Ты прячешься в дожде?
Ты прячешься?
Ты там?

Я здесь
Я здесь, в каждой песне, которую ты поёшь
В крыльях взлетающего жаворонка
Сквозь темноту к утреннему свету
Я здесь, пока первый новорождённый малыш открывает глаза ко Вселенной
Я здесь
Я здесь сейчас
Я с тобой
Я здесь, пока каждая снежинка
Отбеливает сельские просторы
Пока каждый зелёный стебелёк простирается к солнцу над ними
Я здесь, наблюдаю за ними
Я здесь, пока первый новорождённый малыш открывает глаза ко Вселенной
С каждым шагом Я буду той рукой, которая ведёт
Ныне и вовеки веков
Аминь


(оригинал):

Are You there?
God where are You?
Are you hiding in Your Heaven?
Or beneath your deepest sea?
Was there something in our past imperfect?
Is it something that we should have known?
God where are You?
Are you hiding God?
Are you hiding in the rain?
Are you hiding?
Are you there?

I am here
I am here in every song you sing
In the wings of a rising lark
Through the darkness to the morning light.
I am here as first a new born babe opens eyes on the universe.
I am here
I am here now.
I am with you.
I am here as ev’ry flake of snow
Washing white on the countryside.
As each green blade stretches for the sun over them.
I am here watching over them.
I am here as first a new born babe opens eyes on the universe.
With each step I’ll be that arm that guides
Now and then ’til the end of time.
Amen


Во время этого лит. перевода я испытывал удивительные ощущения. Технически – что это верлибр (который я не жалую) но более поэтичный, чем иные «гладкие» строки. Душевно-эмоционально – что ни в едином слове, ни в одной интонации хорового исполнения нет ни грамма фальши или пошлой патетики, невзирая на внешнюю простоту и где-то даже наивность поэтики. Как и Ахматова в примере Наталии Сидоровой с Бродским, я тоже усомнился в том, сам ли он это сочинил, и осознаёт ли то, что написал.

Вопрос – риторический, и ответы – утвердительные. В этом – подлинный оптимизм – и моего частного примера, и эссе Наталии Мартэновны, и, в конечном итоге, самого Бытия: тропинка в Ноументальный Мир не заросла, пускай даже шагнувших на неё – совсем немного, а дошедших – единицы. Их – вполне достаточно. А остальные? Я вспоминаю восточную мудрость, перефразированную БГ: «Нет перешедшего реку, и не перешедшего – нет».

Спасибо всем, кто дочитал до конца :)



Примечание*

Наша жизнь – постоянное бегство от себя, точно угрызения совести преследуют, пугают нас.
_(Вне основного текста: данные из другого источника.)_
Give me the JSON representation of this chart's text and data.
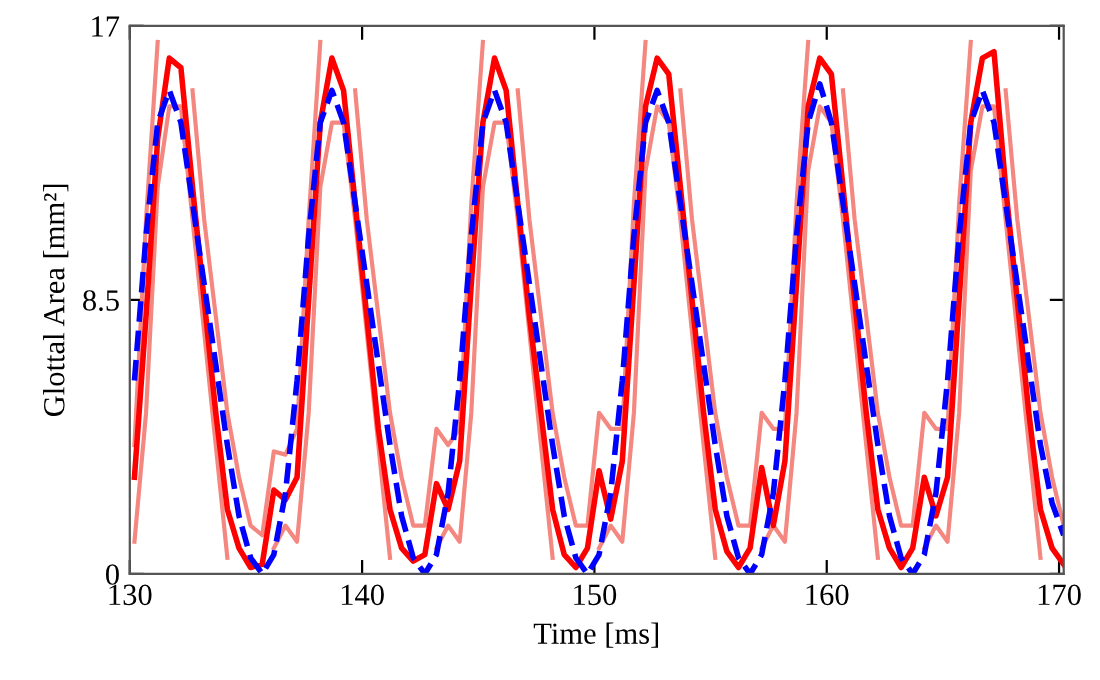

Как только человек становится на свои ноги, он начинает кричать, чтоб не слыхать речей, раздающихся внутри; ему грустно – он бежит рассеяться; ему нечего делать – он выдумывает занятие; от ненависти к одиночеству – он дружится со всеми, всё читает, интересуется чужими делами, наконец, женится на скорую руку.

Тут гавань, семейный мир и семейная война не дадут много места мысли; семейному человеку как-то неприлично много думать; он не должен быть настолько празден.

Кому и эта жизнь не удалась, тот напивается допьяна всем на свете – вином, нумизматикой, картами, скачками, женщинами, скупостью, благодеяниями; ударяется в мистицизм, идёт в иезуиты, налагает на себя чудовищные труды, и они ему всё-таки легче кажутся, нежели какая-то угрожающая истина, дремлющая внутри его.

В этой боязни исследовать, чтоб не увидать вздор исследуемого, в этом искусственном недосуге, в этих поддельных несчастиях, усложняя каждый шаг вымышленными путами, мы проходим по жизни спросонья и умираем в чаду нелепости и пустяков, не пришедши путём в себя.

Александр Иванович Герцен. «С того берега».